El 18 de junio de 1996, Benjamín Netanyahu asumió el cargo de primer ministro de Israel, marcando un hito como el líder más joven en la historia del país a los 46 años. Treinta años después de su ascenso, Netanyahu se ha consolidado como el primer ministro más longevo, acumulando 19 años en el poder a lo largo de tres mandatos. La historia de su liderazgo está entrelazada con acontecimientos regionales y nacionales, así como cambios políticos y personales que han forjado su reputación, apodada “Doctor Netanyahu y Mister Bibi”. En octubre está previsto que se presente a nuevas elecciones, justo cuando se conmemora el 30 aniversario de su toma de posesión en la Knesset.
Este aniversario coincide con un periodo crucial para Netanyahu, puesto que su relación con Estados Unidos, tradicionalmente su gran aliada, se encuentra en un punto bajo. Tras una época de colaboración intensa con el expresidente Donald Trump, que incluyó el traslado de la embajada estadounidense a Jerusalén y los Acuerdos de Abraham, las diferencias han emergido. Recientemente, Trump criticó a Netanyahu después de que se anunciara un memorando de entendimiento para concluir la guerra, revelado pocas horas antes de su publicación.

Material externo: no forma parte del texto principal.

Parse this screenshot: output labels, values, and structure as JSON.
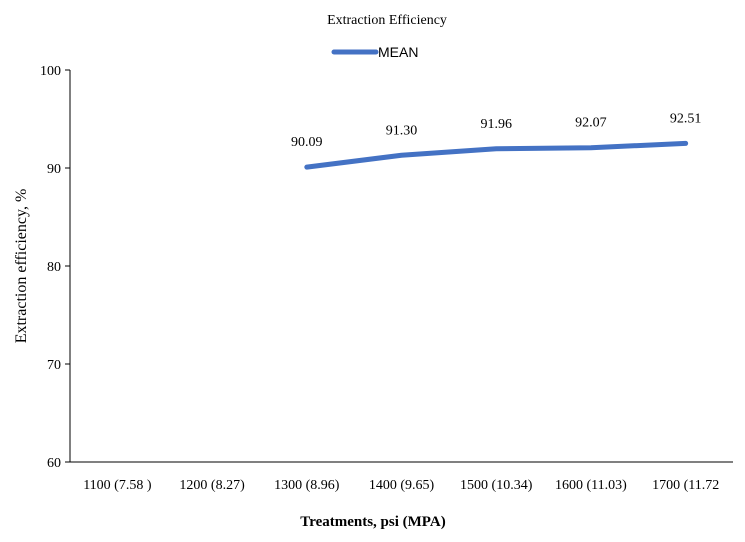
{
  "chart_data": {
    "type": "line",
    "title": "Extraction Efficiency",
    "xlabel": "Treatments, psi (MPA)",
    "ylabel": "Extraction efficiency, %",
    "categories": [
      "1100 (7.58 )",
      "1200 (8.27)",
      "1300 (8.96)",
      "1400 (9.65)",
      "1500 (10.34)",
      "1600 (11.03)",
      "1700 (11.72"
    ],
    "series": [
      {
        "name": "MEAN",
        "values": [
          null,
          null,
          90.09,
          91.3,
          91.96,
          92.07,
          92.51
        ],
        "labels": [
          "",
          "",
          "90.09",
          "91.30",
          "91.96",
          "92.07",
          "92.51"
        ],
        "color": "#4472c4"
      }
    ],
    "ylim": [
      60,
      100
    ],
    "yticks": [
      60,
      70,
      80,
      90,
      100
    ],
    "grid": false,
    "legend_position": "top"
  }
}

Israel se ha visto profundamente afectado por este contexto, expresando su preocupación por un pacto que podría fortalecer al régimen iraní. Este acuerdo implicaría un alivio a las sanciones impuestas a Irán y un retraso en la negociación de su plan nuclear, a cambio de concesiones que antes se consideraban seguras, como la navegación en el Estrecho de Ormuz. Además, el entorno regional se complica con la cuestión del frente libanés, que ha generado descontento en Washington.
Ante esta situación, el ejército israelí ha reducido notablemente los ataques contra Hizbulá, la milicia proiraní, mientras que esta a su vez ha disminuido sus ofensivas en el norte del país. La periodista Shiri Avitan Cohen ha instado a Netanyahu a rechazar las presiones de Trump, argumentando que los ciudadanos del norte de Israel no deben ser sacrificados en aras de una paz incierta entre Estados Unidos e Irán.
Netanyahu se encuentra en una delicada balanza, tratando de salvaguardar su relación vital con Washington sin comprometer lo que considera la seguridad nacional de Israel. Su popularidad en la Casa Blanca ha tenido sus altibajos, pero sigue siendo más favorable en comparación con hace 30 años, cuando Bill Clinton se mostró preocupado por su llegada al poder.
Desde entonces, el escenario político israelí ha experimentado múltiples cambios, y Netanyahu ha enfrentado dos grandes desafíos que han marcado su carrera: el programa nuclear de Irán y las relaciones con Estados Unidos. La decisión que tome en los próximos días puede cambiar radicalmente el rumbo de la política en la región y definir su legado como líder.